God takes us as we are. He calls us out from being part of the problem, the cosmos gone awry, to getting involved in the solution. And sadness is a reasonable, natural, even inevitable response to the state of the world. Paul explains it this way: “For the sorrow that is according to the will of God produces a repentance without regret, leading to salvation, but the sorrow of the world produces death” (10). Instead of lamenting all that’s wrong with the world while turning a blind eye to one’s own role in the disaster, or stewing in guilt and self-loathing when confronted with one’s personal evil, Paul advocates repentance. God can use your sadness to turn you around, if you let him. He can change you, lead you out of vice and ignorance and regret, and bring you into goodness.
And that’s precisely what’s happened to the Corinthians. Paul writes, “For behold what earnestness this very thing, this godly sorrow, has produced in you: what vindication of yourselves, what indignation, what fear, what longing, what zeal, what avenging of wrong! In everything you demonstrated yourselves to be innocent in the matter” (11). Remember where he left them in his last letter, riddled with problems and conflicts? They stepped up. They struggled. And they came together in repentance. Joy doesn’t come easy, but when God calls you to do something good with your sadness and you step up, on a long enough time frame you’ll see change and find joy. If there is in fact an all-powerful and all-good God involved in the process, it’s guaranteed.

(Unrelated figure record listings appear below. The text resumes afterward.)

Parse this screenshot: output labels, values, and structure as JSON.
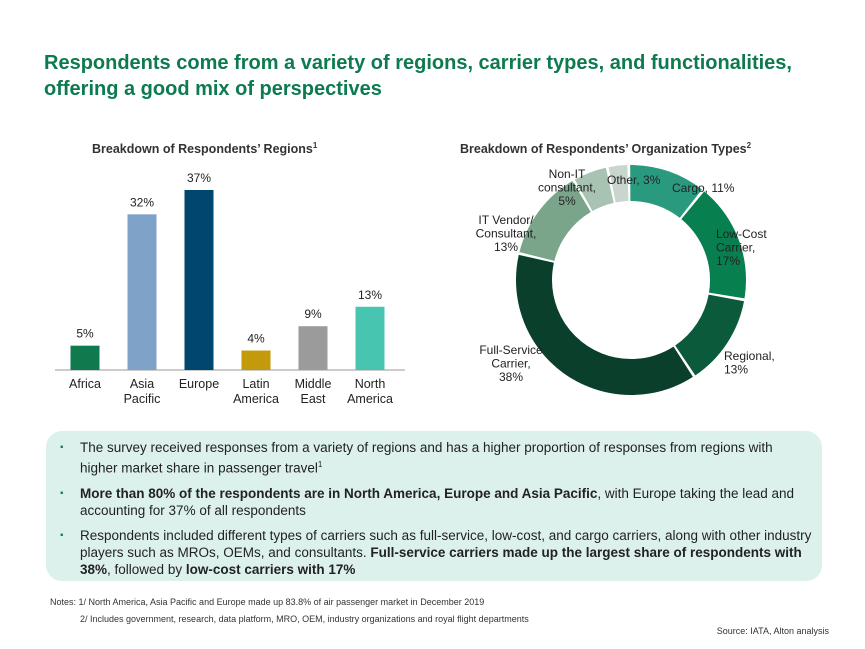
{
  "title": "Respondents come from a variety of regions, carrier types, and functionalities, offering a good mix of perspectives",
  "bar_title": "Breakdown of Respondents’ Regions",
  "bar_title_sup": "1",
  "donut_title": "Breakdown of Respondents’ Organization Types",
  "donut_title_sup": "2",
  "chart_data": [
    {
      "type": "bar",
      "title": "Breakdown of Respondents’ Regions",
      "categories": [
        [
          "Africa"
        ],
        [
          "Asia",
          "Pacific"
        ],
        [
          "Europe"
        ],
        [
          "Latin",
          "America"
        ],
        [
          "Middle",
          "East"
        ],
        [
          "North",
          "America"
        ]
      ],
      "values": [
        5,
        32,
        37,
        4,
        9,
        13
      ],
      "value_labels": [
        "5%",
        "32%",
        "37%",
        "4%",
        "9%",
        "13%"
      ],
      "colors": [
        "#0e7a4e",
        "#7fa2c8",
        "#00466e",
        "#c39a0c",
        "#9b9b9b",
        "#47c5b1"
      ],
      "ylim": [
        0,
        37
      ]
    },
    {
      "type": "pie",
      "title": "Breakdown of Respondents’ Organization Types",
      "donut": true,
      "slices": [
        {
          "label": [
            "Cargo, 11%"
          ],
          "value": 11,
          "color": "#2a9a7f"
        },
        {
          "label": [
            "Low-Cost",
            "Carrier,",
            "17%"
          ],
          "value": 17,
          "color": "#087f4f"
        },
        {
          "label": [
            "Regional,",
            "13%"
          ],
          "value": 13,
          "color": "#0b5a3c"
        },
        {
          "label": [
            "Full-Service",
            "Carrier,",
            "38%"
          ],
          "value": 38,
          "color": "#093f2b"
        },
        {
          "label": [
            "IT Vendor/",
            "Consultant,",
            "13%"
          ],
          "value": 13,
          "color": "#7aa58b"
        },
        {
          "label": [
            "Non-IT",
            "consultant,",
            "5%"
          ],
          "value": 5,
          "color": "#a9c3b3"
        },
        {
          "label": [
            "Other, 3%"
          ],
          "value": 3,
          "color": "#c9d6cd"
        }
      ]
    }
  ],
  "bullets": [
    {
      "segments": [
        {
          "text": "The survey received responses from a variety of regions and has a higher proportion of responses from regions with higher market share in passenger travel",
          "bold": false
        },
        {
          "text": "1",
          "bold": false,
          "sup": true
        }
      ]
    },
    {
      "segments": [
        {
          "text": "More than 80% of the respondents are in North America, Europe and Asia Pacific",
          "bold": true
        },
        {
          "text": ", with Europe taking the lead and accounting for 37% of all respondents",
          "bold": false
        }
      ]
    },
    {
      "segments": [
        {
          "text": "Respondents included different types of carriers such as full-service, low-cost, and cargo carriers, along with other industry players such as MROs, OEMs, and consultants. ",
          "bold": false
        },
        {
          "text": "Full-service carriers made up the largest share of respondents with 38%",
          "bold": true
        },
        {
          "text": ", followed by ",
          "bold": false
        },
        {
          "text": "low-cost carriers with 17%",
          "bold": true
        }
      ]
    }
  ],
  "notes": {
    "line1": "Notes: 1/ North America, Asia Pacific and Europe made up 83.8% of air passenger market in December 2019",
    "line2": "2/ Includes government, research, data platform, MRO, OEM, industry organizations and royal flight departments"
  },
  "source": "Source: IATA, Alton analysis"
}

There’s a single word that got me thinking about suffering and sadness from this angle today. Paul tells his readers: “But God, who comforts the depressed, comforted us by the coming of Titus” (6). There are a lot of ways we use the word “depressed,” and given that people in the ancient Roman Empire didn’t have a modern clinical understanding of depression, I wondered what word Paul was using in the original Greek. It’s ταπεινός, “tapeinos,” in the literal sense meaning “low-lying,” but also having the figurative meaning of “lowly” or “humble.” I think you could fairly translate Paul’s words: “God comforts those who are down.”

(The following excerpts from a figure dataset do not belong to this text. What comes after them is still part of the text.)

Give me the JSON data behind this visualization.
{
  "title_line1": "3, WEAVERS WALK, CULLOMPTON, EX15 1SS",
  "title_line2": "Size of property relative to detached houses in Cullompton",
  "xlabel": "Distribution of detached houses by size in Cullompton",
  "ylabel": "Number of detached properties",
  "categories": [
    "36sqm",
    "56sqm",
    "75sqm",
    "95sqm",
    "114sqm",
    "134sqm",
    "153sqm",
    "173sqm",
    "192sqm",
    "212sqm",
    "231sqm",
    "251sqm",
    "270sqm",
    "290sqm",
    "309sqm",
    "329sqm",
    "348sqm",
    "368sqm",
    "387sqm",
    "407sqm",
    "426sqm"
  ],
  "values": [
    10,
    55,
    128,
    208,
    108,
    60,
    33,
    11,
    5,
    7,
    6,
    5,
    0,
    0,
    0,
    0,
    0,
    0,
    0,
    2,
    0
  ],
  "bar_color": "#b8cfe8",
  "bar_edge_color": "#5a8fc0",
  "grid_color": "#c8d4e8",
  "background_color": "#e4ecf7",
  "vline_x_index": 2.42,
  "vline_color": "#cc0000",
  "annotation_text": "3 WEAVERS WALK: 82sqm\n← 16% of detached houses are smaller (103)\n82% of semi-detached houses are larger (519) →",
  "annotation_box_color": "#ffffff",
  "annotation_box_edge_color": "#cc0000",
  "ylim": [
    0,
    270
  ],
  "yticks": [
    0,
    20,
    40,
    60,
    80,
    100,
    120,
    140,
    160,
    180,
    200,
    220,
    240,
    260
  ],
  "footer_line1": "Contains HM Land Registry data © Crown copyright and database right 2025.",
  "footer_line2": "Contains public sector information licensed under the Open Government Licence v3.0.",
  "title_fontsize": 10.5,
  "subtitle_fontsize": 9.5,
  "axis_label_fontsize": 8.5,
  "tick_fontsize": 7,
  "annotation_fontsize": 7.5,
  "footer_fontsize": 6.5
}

We’ve seen in the psalms that comfort rarely comes overnight. Confronted with all that’s wrong in the world, right down to us, we move from orientation to disorientation, and sometimes we stay there for years before we move into new orientation. But if the badness of the world has you down–even sorrowfully, aggressively, pervasively down, down to the core–Paul’s teaching lets us know that God gets down in the thick of our downness to comfort us. Our sorrow may hurt, but it’s not futile. God is at work in the world, and for that reason, we can join him and do something good with our sorrow.